Mohcine Fikri, victime de l’arbitraire, l’improvisation et la précipitation

Une vague de contestation dans les grandes villes du Maroc

Le monopole de la violence et l’exclusivité de la loi sont des domaines régaliens strictement réservés à l’Etat. En face, et en cas de défaillance de ce dernier dans la gestion de ces prérogatives, le peuple lui, dispose de l’arme de la contestation. Un principe tacitement reconnu et accepté dans toutes les démocraties modernes.

La mort tragique, vendredi 28 octobre, de Mohcine Fikri, jeune vendeur de poisson à Al Hoceima, broyé «accidentellement» par une benne-tasseuse alors qu’il essayait d’empêcher la destruction de sa marchandise, une cargaison d’espadons chargée au port de la ville et que Mohcine s’apprêtait à acheminer vers la ville de Nador, et la grande vague sans précédent d’indignation qu’elle a suscitée dans pratiquement toutes les villes marocaines en a été l’exemple.

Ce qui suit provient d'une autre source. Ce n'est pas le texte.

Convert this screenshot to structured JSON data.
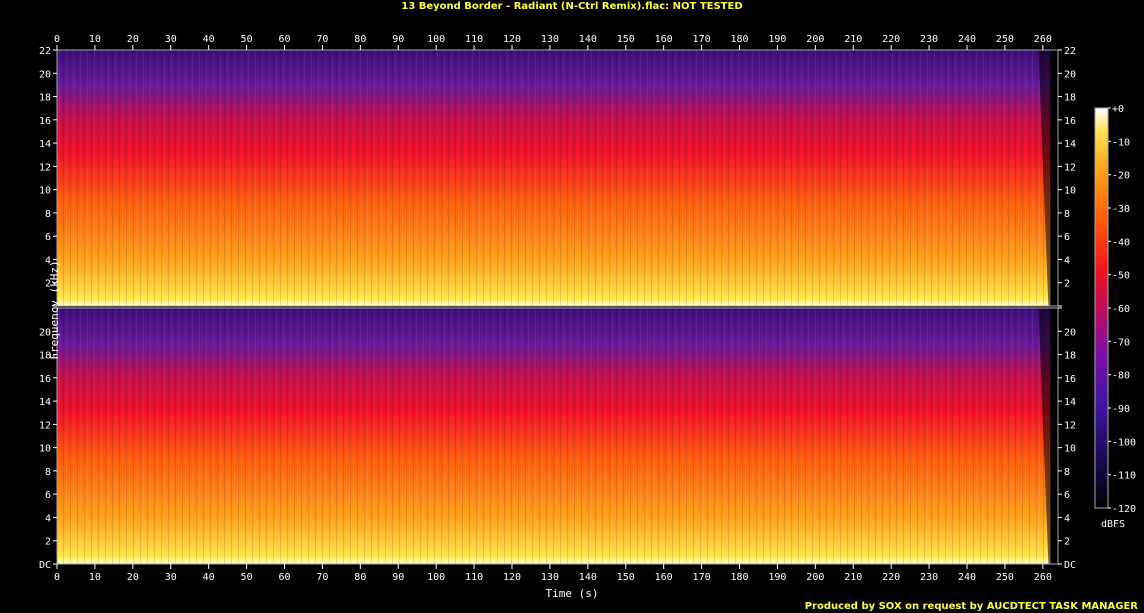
{
  "title": "13 Beyond Border - Radiant (N-Ctrl Remix).flac: NOT TESTED",
  "footer": "Produced by SOX on request by AUCDTECT TASK MANAGER",
  "chart_data": {
    "type": "heatmap",
    "title": "13 Beyond Border - Radiant (N-Ctrl Remix).flac: NOT TESTED",
    "xlabel": "Time (s)",
    "ylabel": "Frequency (kHz)",
    "x_ticks": [
      "0",
      "10",
      "20",
      "30",
      "40",
      "50",
      "60",
      "70",
      "80",
      "90",
      "100",
      "110",
      "120",
      "130",
      "140",
      "150",
      "160",
      "170",
      "180",
      "190",
      "200",
      "210",
      "220",
      "230",
      "240",
      "250",
      "260"
    ],
    "xlim": [
      0,
      264
    ],
    "channels": 2,
    "y_ticks": [
      "DC",
      "2",
      "4",
      "6",
      "8",
      "10",
      "12",
      "14",
      "16",
      "18",
      "20",
      "22"
    ],
    "ylim_khz": [
      0,
      22
    ],
    "signal_end_s": 262,
    "colorbar": {
      "label": "dBFS",
      "ticks": [
        "+0",
        "-10",
        "-20",
        "-30",
        "-40",
        "-50",
        "-60",
        "-70",
        "-80",
        "-90",
        "-100",
        "-110",
        "-120"
      ],
      "range_db": [
        -120,
        0
      ]
    },
    "grid": false
  }
}
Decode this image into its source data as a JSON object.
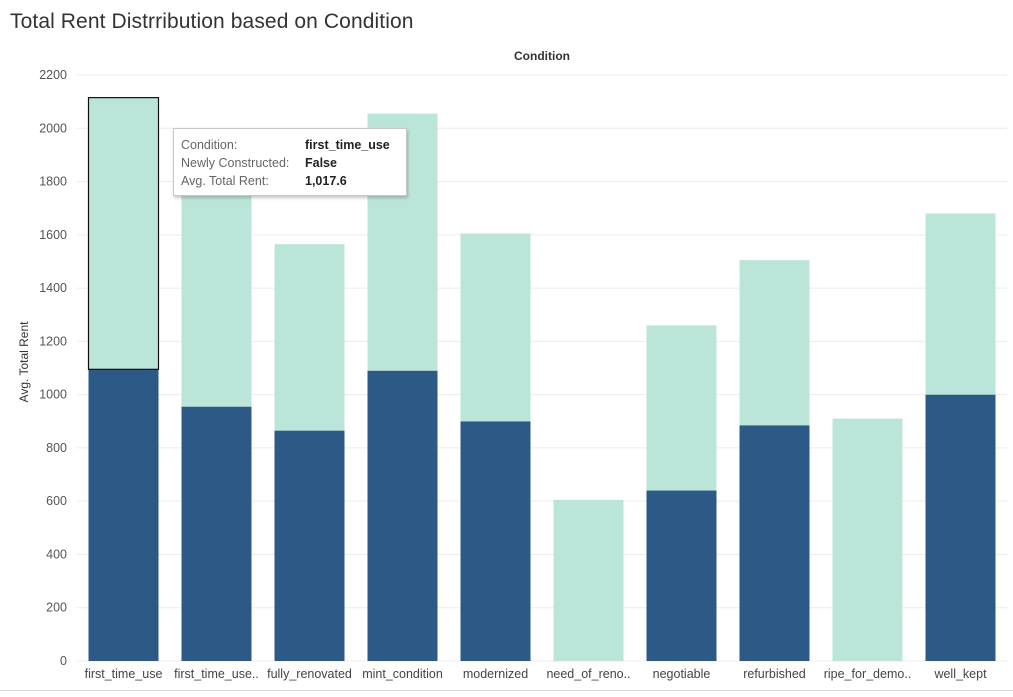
{
  "chart_data": {
    "type": "bar",
    "stacked": true,
    "title": "Total Rent Distrribution based on Condition",
    "header": "Condition",
    "ylabel": "Avg. Total Rent",
    "ylim": [
      0,
      2200
    ],
    "yticks": [
      0,
      200,
      400,
      600,
      800,
      1000,
      1200,
      1400,
      1600,
      1800,
      2000,
      2200
    ],
    "grid": true,
    "categories": [
      "first_time_use",
      "first_time_use..",
      "fully_renovated",
      "mint_condition",
      "modernized",
      "need_of_reno..",
      "negotiable",
      "refurbished",
      "ripe_for_demo..",
      "well_kept"
    ],
    "series": [
      {
        "color": "#2d5986",
        "values": [
          1095,
          955,
          865,
          1090,
          900,
          0,
          640,
          885,
          0,
          1000
        ]
      },
      {
        "color": "#bce5da",
        "values": [
          1020,
          985,
          700,
          965,
          705,
          605,
          620,
          620,
          910,
          680
        ]
      }
    ],
    "highlight": {
      "category_index": 0,
      "series_index": 1
    }
  },
  "tooltip": {
    "rows": [
      {
        "key": "Condition:",
        "value": "first_time_use"
      },
      {
        "key": "Newly Constructed:",
        "value": "False"
      },
      {
        "key": "Avg. Total Rent:",
        "value": "1,017.6"
      }
    ]
  }
}
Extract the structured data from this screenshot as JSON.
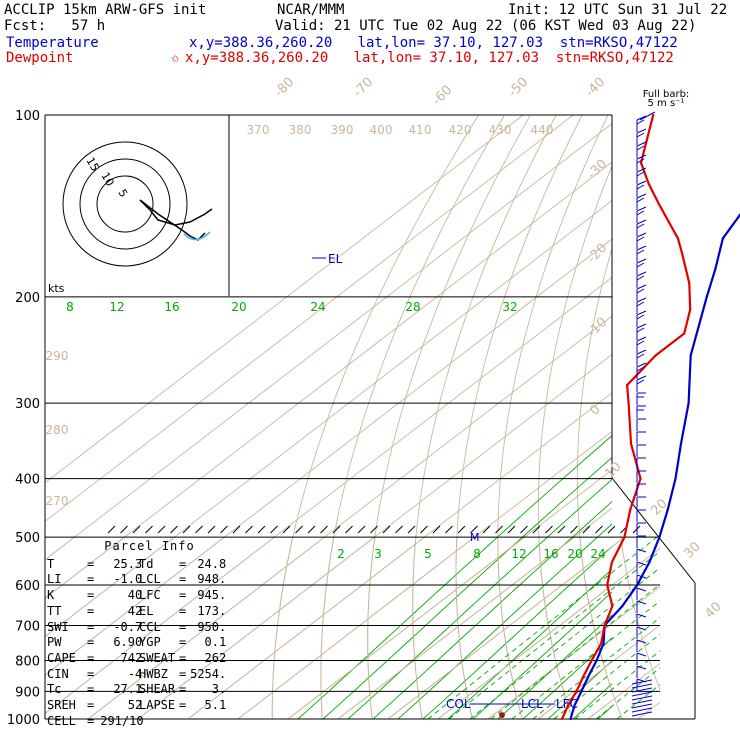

En effet, et moins de 48 heures après la diffusion sur «youtube» et sur les réseaux sociaux des vidéos de sa mort, des sit-in et marches de protestation ont été organisées avec une spontanéité qui n’a d’égal que la discipline et l’ordre dans lesquels ils se sont déroulés. Sans encadrement partisan ou syndical, sans leaders réels ou autoproclamés si ce n’est un mot d’ordre anonyme donné sur les réseaux sociaux 24 heures avant l’heure fixée, des milliers de Marocains ont signé un agréable moment de solidarité qui démontre, si besoin en est, l’unité populaire autour des questions cruciales. Un bel entrain qui exprime une conscience politique et une symbiose héritée de cette fibre patriotique qui avait guidé les Marocains dans leur lutte contre l’occupation durant la première moitié du siècle dernier et pour la construction de cette démocratie pluraliste moderne et juste.

Une réaction spontanée qui a été retenue, entendue et assimilée par les autorités locales et centrales qui ont annoncé dès le début de cette crise leur volonté de diligenter une enquête sérieuse et impartiale conformément à la loi et dans le respect strict des procédures en vigueur afin de rétablir toute la vérité sur cet incident tragique.

S.M Le Roi Mohammed VI a ordonné l’ouverture d’une enquête approfondie et minutieuse «pour que des poursuites soient engagées contre quiconque dont la responsabilité serait établie dans cet incident, avec une application rigoureuse de la loi à tous, pour servir d’exemple à toute personne qui aurait failli ou manqué à ses missions et responsabilités».

Car, si les conditions de l’interpellation de la victime font l’objet de spéculation entre les déclarations d’officiels, de témoins et les révélations de certains observateurs, notamment sur les réseaux sociaux, il n’en demeure pas moins que «personne n’avait le droit de le traiter ainsi», comme l’a déclaré dimanche soir le ministre de l’Intérieur Mohamed Hassad, ajoutant qu’on «ne peut pas accepter que des responsables agissent dans la précipitation, sous la colère, ou dans des conditions qui ne respectent pas le droits des gens».

Le ministre affirme que «ce dont on est sûr c’est que la personne concernée a quitté le port dans une voiture avec quelqu’un d’autre, et a refusé de s’arrêter à un contrôle de police. L’alerte a été donnée, le véhicule a été intercepté, avec à son bord une quantité importante d’espadons, une espèce interdite à la pêche. Le procureur a été informé et la décision a été prise de détruire la marchandise illégale. Toutes les questions se posent après ça. Qui a pris la décision de le faire le soir même, comment la benne a-t-elle pu se déclencher… c’est à toutes ces questions que l’enquête du procureur doit répondre», a-t-il promis.

Sur hautes Instructions de S.M le Roi, le ministre de l’Intérieur s’est rendu dimanche à Al Hoceima et présenter les condoléances et la compassion du Souverain à la famille du défunt.

La dépouille de Mohcine Fikri a été mise en terre dimanche aux environs de la ville d’Imzouren, en présence des membres de sa famille, de ses amis et proches et d’un grand nombre d’habitants d’Al Hoceima, d’Imzouren et de leurs environs.

La dépouille du défunt a été transférée d’Al Hoceima vers la commune d’Imzouren où s’est tenue la prière du mort à la Mosquée Al Imam Malik, avant que le cortège funèbre ne se dirige vers le cimetière Ifdissen au Douar Hattati à Imzouren où se sont déroulées les funérailles.